Where To Watch: Hulu, PBS.com
How I Got Hooked:
One evening back in my teen years, my dad and I were clicking through the channels looking for something that neither of us hated — an exceptionally tall order during my Dawson's Creek years. We landed on PBS in the middle of an Upstairs Downstairs marathon and dad perked up. He usually can't stand narrative television, preferring either baseball or 11-hour documentaries about the life of Saint Francis. So, when he started chattering away about the plot of this particular episode ("She used to be a scullery maid and now she's pregnant with the heir's baby and Lady Bellamy doesn't know but the butler does!") I paid attention.
It sounded (and looked) like an old school soap opera. And, in a way, it was. The show was shot on a soundstage, a multi-camera drama. And yes, there were pregnant-scullery-maid story arcs. But, the acting, writing, and direction of the series was so precise and startling that the show never veered toward schmaltz. If anything, it was deceptively light. You never expected the plot twists and the dark subject matter handled head-on. You tuned in for a frothy, overly British farce and got one of the most envelope-pushing TV shows ever to run. You'd be hard pressed to find an American television show at the time that would have pushed so many buttons.

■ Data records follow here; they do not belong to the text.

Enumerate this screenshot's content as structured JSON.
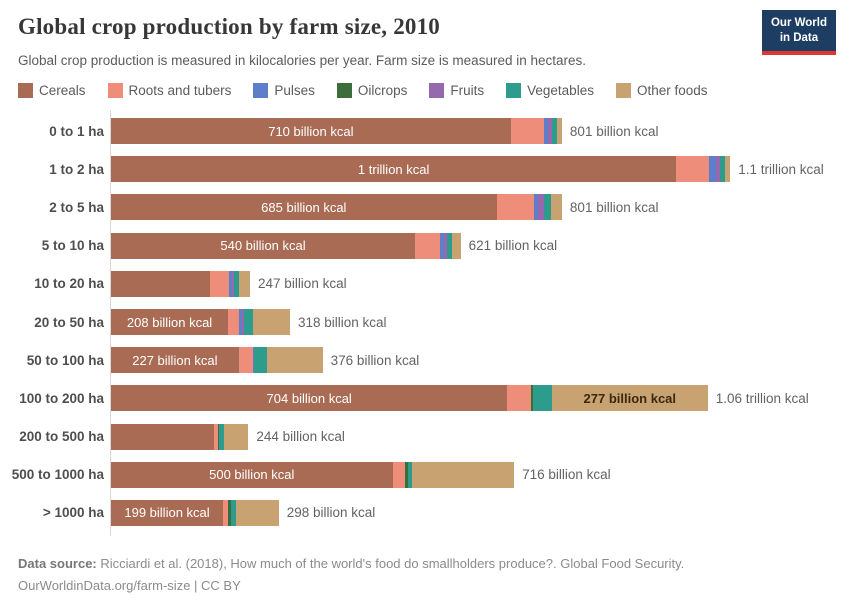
{
  "header": {
    "title": "Global crop production by farm size, 2010",
    "subtitle": "Global crop production is measured in kilocalories per year. Farm size is measured in hectares."
  },
  "logo": {
    "line1": "Our World",
    "line2": "in Data",
    "bg_color": "#1d3d63",
    "accent_color": "#dc3730"
  },
  "chart_data": {
    "type": "bar",
    "orientation": "horizontal",
    "stacked": true,
    "unit": "kilocalories per year (billions)",
    "legend_position": "top",
    "series_names": [
      "Cereals",
      "Roots and tubers",
      "Pulses",
      "Oilcrops",
      "Fruits",
      "Vegetables",
      "Other foods"
    ],
    "series_colors": [
      "#aa6b54",
      "#ee8d79",
      "#5f7ec9",
      "#3c6e3c",
      "#9668ae",
      "#2d9c8d",
      "#c9a272"
    ],
    "categories": [
      "0 to 1 ha",
      "1 to 2 ha",
      "2 to 5 ha",
      "5 to 10 ha",
      "10 to 20 ha",
      "20 to 50 ha",
      "50 to 100 ha",
      "100 to 200 ha",
      "200 to 500 ha",
      "500 to 1000 ha",
      "> 1000 ha"
    ],
    "rows": [
      {
        "category": "0 to 1 ha",
        "values": [
          710,
          59,
          7,
          0,
          7,
          9,
          9
        ],
        "total_value": 801,
        "bar_label": "710 billion kcal",
        "other_label": "",
        "total_label": "801 billion kcal"
      },
      {
        "category": "1 to 2 ha",
        "values": [
          1004,
          59,
          11,
          0,
          7,
          9,
          10
        ],
        "total_value": 1100,
        "bar_label": "1 trillion kcal",
        "other_label": "",
        "total_label": "1.1 trillion kcal"
      },
      {
        "category": "2 to 5 ha",
        "values": [
          685,
          66,
          8,
          0,
          11,
          12,
          19
        ],
        "total_value": 801,
        "bar_label": "685 billion kcal",
        "other_label": "",
        "total_label": "801 billion kcal"
      },
      {
        "category": "5 to 10 ha",
        "values": [
          540,
          44,
          7,
          0,
          5,
          10,
          15
        ],
        "total_value": 621,
        "bar_label": "540 billion kcal",
        "other_label": "",
        "total_label": "621 billion kcal"
      },
      {
        "category": "10 to 20 ha",
        "values": [
          176,
          34,
          5,
          0,
          4,
          8,
          20
        ],
        "total_value": 247,
        "bar_label": "",
        "other_label": "",
        "total_label": "247 billion kcal"
      },
      {
        "category": "20 to 50 ha",
        "values": [
          208,
          20,
          5,
          0,
          3,
          16,
          66
        ],
        "total_value": 318,
        "bar_label": "208 billion kcal",
        "other_label": "",
        "total_label": "318 billion kcal"
      },
      {
        "category": "50 to 100 ha",
        "values": [
          227,
          25,
          2,
          0,
          0,
          24,
          98
        ],
        "total_value": 376,
        "bar_label": "227 billion kcal",
        "other_label": "",
        "total_label": "376 billion kcal"
      },
      {
        "category": "100 to 200 ha",
        "values": [
          704,
          42,
          0,
          4,
          0,
          33,
          277
        ],
        "total_value": 1060,
        "bar_label": "704 billion kcal",
        "other_label": "277 billion kcal",
        "total_label": "1.06 trillion kcal"
      },
      {
        "category": "200 to 500 ha",
        "values": [
          183,
          7,
          0,
          2,
          0,
          8,
          44
        ],
        "total_value": 244,
        "bar_label": "",
        "other_label": "",
        "total_label": "244 billion kcal"
      },
      {
        "category": "500 to 1000 ha",
        "values": [
          500,
          23,
          0,
          4,
          0,
          8,
          181
        ],
        "total_value": 716,
        "bar_label": "500 billion kcal",
        "other_label": "",
        "total_label": "716 billion kcal"
      },
      {
        "category": "> 1000 ha",
        "values": [
          199,
          9,
          0,
          5,
          0,
          9,
          76
        ],
        "total_value": 298,
        "bar_label": "199 billion kcal",
        "other_label": "",
        "total_label": "298 billion kcal"
      }
    ]
  },
  "footer": {
    "source_label": "Data source:",
    "source_text": " Ricciardi et al. (2018), How much of the world's food do smallholders produce?. Global Food Security.",
    "license_line": "OurWorldinData.org/farm-size | CC BY"
  }
}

There are many juicy or romantic story lines, but the one you'll never forget is the second season episode titled, "A Special Mischief." Elizabeth Bellamy joins a militant suffragette movement, and inadvertently gets her lady's maid, Rose, imprisoned. Rose, played by series co-creator Jean Marsh, is forced to undergo torture, force-feeding, and constant beating. It paints a picture of the true brutality that this movement incurred. And, where other depictions paint the suffragettes as pure, proper, ladylike women, Upstairs Downstairs chose to show an uglier side of the story. There are no perfect heroes and no absolute villains, and by the end of this episode the viewer's been pulled through the emotional ringer.
Why You'll Love It:
For one thing, the show isn't bound by a strict linear narrative. One episode might take place in March 1904. The following one might take place the next day, or it might jump ahead to January 1906. In this way, the show was able to prioritize writing rather than stringing the viewer along waiting for a narrative payoff. While most episodes had a defined arc, they each built a better big-picture story of both the upstairs family and downstairs community. And, along the way we bump up against memorable moments in history — everything from the death of King Edward to the crash of the stock market — all seamlessly integrated into the story.
And, it's just a really good, well-oiled machine of a show. The cast of characters is huge and intricate, and every episode is a surprise. I struggle with even calling it a drama, because there are moments of real, straight-forward humor. But, the overall effect of this series is to draw you in and get you attached to characters — some of whom may find happiness ever after, and others who may be unceremoniously killed by Spanish Flu. You never know what's going to happen, but you always care. At the end of the day, isn't that the one thing we really want from television?